In demanding action by the hospital two weeks ago, the state health department noted that McLaren worked with an outside firm, Environmental Testing & Consulting, to test the hospital’s water system in late 2014 in the aftermath of the initial Legionella outbreak.
In a December 2014 letter obtained by the state in January after the Michigan Court of Appeals lifted a protective order that prevented it from investigating Legionella cases, ETC Vice President Jeremy Westcott told the hospital “it seems that the supply water coming from the City of Flint is not contributing to the Legionella issues at McLaren and that any issues are likely internal to the hospital system.”
Westcott did not respond Wednesday to a voicemail seeking comment.
Geralyn Lasher, deputy editor of external relationships and communications, said the state health department has been requesting consultant testing data “for some time, and some of the responses back have indicated maybe those aren’t in place anymore.”
If isolates were destroyed, that would be particularly concerning for the state health department, Lasher said. “I don’t believe that’s standard practice, so we certainly want to take a look at that.”
McLaren is “not aware that ETC has any water samples (much less environmental isolates) from the testing they performed for McLaren in 2014 and 2015,” Plorin said in an email. “Once the water samples were tested by a lab to identify the presence of Legionella, there would be no reason for a lab to preserve those samples. It’s not a standard practice.”

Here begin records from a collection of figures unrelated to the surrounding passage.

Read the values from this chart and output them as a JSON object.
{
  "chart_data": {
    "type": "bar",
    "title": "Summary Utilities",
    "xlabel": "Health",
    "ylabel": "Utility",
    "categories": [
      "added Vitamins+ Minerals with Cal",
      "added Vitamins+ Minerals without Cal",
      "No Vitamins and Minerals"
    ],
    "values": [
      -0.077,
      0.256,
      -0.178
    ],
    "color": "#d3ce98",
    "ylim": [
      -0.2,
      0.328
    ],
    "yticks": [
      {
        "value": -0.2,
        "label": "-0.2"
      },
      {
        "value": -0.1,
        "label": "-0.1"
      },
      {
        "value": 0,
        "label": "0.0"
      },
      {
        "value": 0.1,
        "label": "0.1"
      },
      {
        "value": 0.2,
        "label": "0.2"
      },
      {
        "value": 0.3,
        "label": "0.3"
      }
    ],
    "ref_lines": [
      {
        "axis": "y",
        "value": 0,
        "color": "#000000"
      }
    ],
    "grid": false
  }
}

A hospital-acquired case of Legionella occurred within McLaren Flint in November 2016, Lasher said. That case and two from 2015 were genetically linked to Legionella isolated from a McLaren Hospital environmental water sample recovered by the CDC in August 2016.

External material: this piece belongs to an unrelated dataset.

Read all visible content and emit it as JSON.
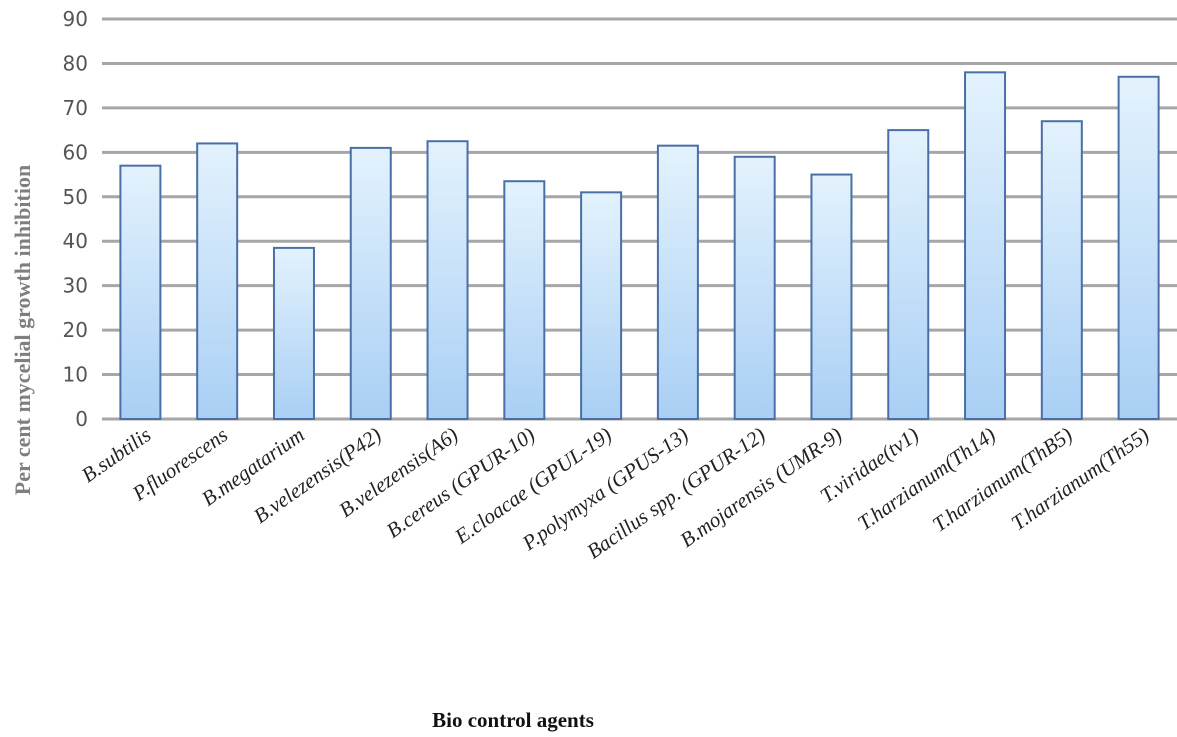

Asked if the state health department has requested isolates from any other Flint-area hospitals, Lasher said “McLaren Flint is the only hospital with more than one health care associated case of legionella in 2016 so they are the only hospital being asked to provide this information.”

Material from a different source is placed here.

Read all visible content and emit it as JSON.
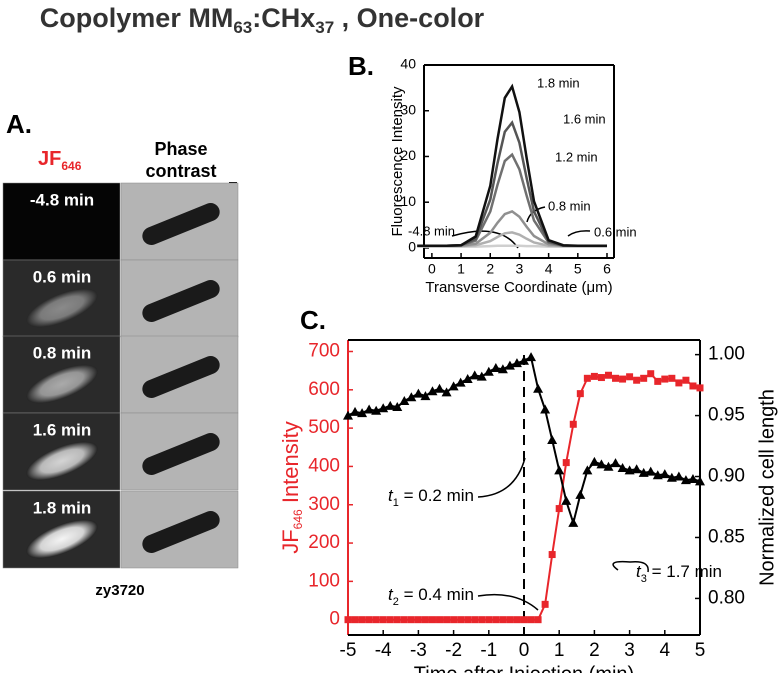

McLaren’s Grant responded to the state’s demands in a Feb. 22 letter, outlining the data and information his facility has provided to the state, as well as allowing “public health authorities to repeatedly inspect the hospital facility, interview our employees and contractors, and conduct environmental sampling.”
Grant added: “MDHHS reports show that many other hospitals and health care facilities reported cases of Legionnaires’ disease after the water source change, and that many cases were never linked to a common source other than the city of Flint water, and yet there is no indication that MDHHS has directed even remotely comparable scrutiny at any other facility in Genesee County or other potential sources of legionella in Genesee County.”